In the instant case, the ALJ noted that Dr. Ellison filled out a Medical Source Statement on December 12, 2014. (T. 17.) The ALJ further noted that Dr. Ellison opined that Plaintiff had the ability to lift/carry ten pounds, stand/walk for less than two hours in an eight-hour workday, and sit with the ability to periodically alternate between sitting and standing to relieve pain or discomfort. (T. 17, 389-92.) The ALJ noted that Dr. Ellison also concluded that Plaintiff was limited in her ability to push/pull with the lower extremities, balance, knee, climb, crawl, or stoop.

(T. 17-18, 389-92.) With respect to Dr. Ellison's opinion, the ALJ concluded as follows:

The undersigned has considered the limitations outlined by Dr. Ellis [sic]; however, has given little weight to the limitations as the objective medical evidence does not support the degree of limitations as outlined.
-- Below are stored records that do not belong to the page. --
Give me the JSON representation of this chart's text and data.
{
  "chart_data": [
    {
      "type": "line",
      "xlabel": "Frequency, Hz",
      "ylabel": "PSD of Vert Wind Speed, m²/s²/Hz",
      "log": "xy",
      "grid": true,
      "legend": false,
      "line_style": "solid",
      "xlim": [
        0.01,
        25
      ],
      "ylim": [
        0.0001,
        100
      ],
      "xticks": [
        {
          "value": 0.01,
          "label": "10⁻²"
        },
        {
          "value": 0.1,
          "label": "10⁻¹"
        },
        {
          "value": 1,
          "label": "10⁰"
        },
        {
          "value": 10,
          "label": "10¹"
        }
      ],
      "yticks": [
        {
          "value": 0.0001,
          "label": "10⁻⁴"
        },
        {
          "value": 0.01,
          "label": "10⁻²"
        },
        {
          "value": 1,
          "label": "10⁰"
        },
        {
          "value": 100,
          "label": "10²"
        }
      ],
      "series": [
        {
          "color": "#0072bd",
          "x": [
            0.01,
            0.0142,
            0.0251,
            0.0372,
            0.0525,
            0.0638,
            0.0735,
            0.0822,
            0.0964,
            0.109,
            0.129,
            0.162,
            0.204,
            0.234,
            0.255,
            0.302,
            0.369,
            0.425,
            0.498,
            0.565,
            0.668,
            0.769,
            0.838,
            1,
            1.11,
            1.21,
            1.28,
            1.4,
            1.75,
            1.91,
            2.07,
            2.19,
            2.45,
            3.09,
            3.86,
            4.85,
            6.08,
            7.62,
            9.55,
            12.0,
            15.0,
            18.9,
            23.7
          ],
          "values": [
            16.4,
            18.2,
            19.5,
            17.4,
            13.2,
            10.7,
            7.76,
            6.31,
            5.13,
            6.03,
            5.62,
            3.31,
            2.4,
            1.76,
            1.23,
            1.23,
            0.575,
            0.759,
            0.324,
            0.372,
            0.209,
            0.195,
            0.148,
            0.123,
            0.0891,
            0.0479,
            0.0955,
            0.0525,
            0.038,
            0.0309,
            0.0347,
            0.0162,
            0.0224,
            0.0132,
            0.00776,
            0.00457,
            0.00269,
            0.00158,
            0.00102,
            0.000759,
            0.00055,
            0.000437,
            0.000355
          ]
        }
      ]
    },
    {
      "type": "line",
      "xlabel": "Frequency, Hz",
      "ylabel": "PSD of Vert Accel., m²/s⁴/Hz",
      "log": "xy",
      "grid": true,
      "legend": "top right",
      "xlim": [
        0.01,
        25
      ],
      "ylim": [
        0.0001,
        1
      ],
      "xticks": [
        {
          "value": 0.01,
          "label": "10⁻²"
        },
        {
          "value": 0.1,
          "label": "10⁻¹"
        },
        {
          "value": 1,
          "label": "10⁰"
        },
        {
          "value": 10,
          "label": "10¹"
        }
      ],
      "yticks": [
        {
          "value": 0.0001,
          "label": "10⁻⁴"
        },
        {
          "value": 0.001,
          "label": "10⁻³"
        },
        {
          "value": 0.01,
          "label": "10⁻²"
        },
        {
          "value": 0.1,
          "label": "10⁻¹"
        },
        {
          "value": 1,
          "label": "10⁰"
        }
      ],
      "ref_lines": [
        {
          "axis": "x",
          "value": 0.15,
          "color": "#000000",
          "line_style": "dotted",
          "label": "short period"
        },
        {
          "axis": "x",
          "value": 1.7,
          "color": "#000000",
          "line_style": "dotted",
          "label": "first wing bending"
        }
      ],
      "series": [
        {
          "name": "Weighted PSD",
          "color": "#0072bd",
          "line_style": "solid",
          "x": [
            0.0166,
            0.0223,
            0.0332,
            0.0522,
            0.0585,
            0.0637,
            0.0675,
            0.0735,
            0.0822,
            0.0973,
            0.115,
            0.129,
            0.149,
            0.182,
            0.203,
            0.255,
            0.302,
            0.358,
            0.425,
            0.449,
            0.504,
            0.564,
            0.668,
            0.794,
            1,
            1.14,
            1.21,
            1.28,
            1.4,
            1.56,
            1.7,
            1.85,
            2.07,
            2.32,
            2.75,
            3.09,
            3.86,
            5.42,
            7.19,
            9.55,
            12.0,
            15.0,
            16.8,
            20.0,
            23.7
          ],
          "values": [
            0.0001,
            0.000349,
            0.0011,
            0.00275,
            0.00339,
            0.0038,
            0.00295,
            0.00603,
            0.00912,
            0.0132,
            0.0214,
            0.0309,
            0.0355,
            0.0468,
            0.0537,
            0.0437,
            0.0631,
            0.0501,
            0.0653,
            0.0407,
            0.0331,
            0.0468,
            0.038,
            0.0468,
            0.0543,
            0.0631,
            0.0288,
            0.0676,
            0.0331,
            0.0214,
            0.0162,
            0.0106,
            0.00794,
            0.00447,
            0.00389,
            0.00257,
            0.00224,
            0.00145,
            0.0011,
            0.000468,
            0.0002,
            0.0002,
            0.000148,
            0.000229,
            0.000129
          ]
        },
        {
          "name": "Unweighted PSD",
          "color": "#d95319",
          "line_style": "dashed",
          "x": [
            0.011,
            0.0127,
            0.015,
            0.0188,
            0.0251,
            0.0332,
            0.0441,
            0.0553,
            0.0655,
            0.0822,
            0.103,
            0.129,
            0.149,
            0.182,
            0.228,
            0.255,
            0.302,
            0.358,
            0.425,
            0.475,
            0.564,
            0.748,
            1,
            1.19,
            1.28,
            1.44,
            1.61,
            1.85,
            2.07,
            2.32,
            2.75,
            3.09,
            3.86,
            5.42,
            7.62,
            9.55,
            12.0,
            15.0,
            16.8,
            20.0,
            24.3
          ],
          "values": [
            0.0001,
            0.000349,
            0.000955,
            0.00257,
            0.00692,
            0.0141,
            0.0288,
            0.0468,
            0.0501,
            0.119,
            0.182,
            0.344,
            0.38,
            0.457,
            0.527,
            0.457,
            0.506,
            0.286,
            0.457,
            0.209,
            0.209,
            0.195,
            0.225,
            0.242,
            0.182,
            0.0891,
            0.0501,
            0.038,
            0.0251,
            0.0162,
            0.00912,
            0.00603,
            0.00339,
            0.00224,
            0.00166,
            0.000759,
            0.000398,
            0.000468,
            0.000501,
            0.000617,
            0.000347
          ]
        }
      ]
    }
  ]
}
The undersigned notes that the claimant has no problems with her upper extremities and the evidence does not show that the claimant complained of back pain, thus the limitations with regards to her upper extremities are not founded.

(T. 18.) (emphasis added).

The ALJ's rationale for discounting the opinion offered by Dr. Ellison is legally sufficient, and the ALJ's evaluation of the medical opinion evidence complies with the Regulations. Accordingly, the Commissioner is entitled to summary judgment on this issue.

VI. Conclusion

In light of the foregoing, the Court RECOMMENDS that Plaintiff's motion for summary judgment (# 9) be DENIED, and the Commissioner's motion for summary judgment (# 15) be GRANTED.

Time For Objections

The parties are hereby advised that, pursuant to Title 28, United States Code, Section 636(b)(1)(c), and Rule 72, Federal Rules of Civil Procedure, written objections to the findings of fact, conclusions of law, and recommendation contained herein must be filed within fourteen (14) days of service of same. Responses to the objections must be filed within fourteen (14) days of service of the objections. Failure to file objections to this Memorandum and Recommendation with the District Court will preclude the parties from raising such objections on appeal. Thomas v. Arn, 474 U.S. 140 (1985); United States v. Schronce, 727 F.2d 91 (4th Cir. 1984).

FootNotes


1. Janette Clifford, a vocational expert, appeared at the hearing. (T. 11.) Attorney David Lund, also present at the hearing, represented Plaintiff. (T. 11.)
2. The Court recognizes that SSR 96-7p was superseded by SSR 16-3p, effective March 28, 2016. SSR 96-7p was the effective statute at the time of the ALJ's decision; thus, it remains relevant authority in this case.
3. When evaluating the credibility of a claimant's subjective symptoms, the following are relevant factors: (1) daily activities; (2) the location, duration, frequency, and intensity of pain or other symptoms; (3) precipitating and aggravating factors; (4) the type, dosage, effectiveness, and side effects of any medication taken to alleviate pain or other symptoms; (5) treatment, other than medication, used for the relief of pain or other symptoms; (6) any measures used to relieve pain or other symptoms; and (7) other factors regarding functional limitations and restrictions. 20 C.F.R. §§ 404.1529(c)(3), 416.929(c)(3).
4. Plaintiff argues that the ALJ's error was particularly prejudicial in in this case given her age and education level. Pl.'s Mem. Supp. (# 10) at 10.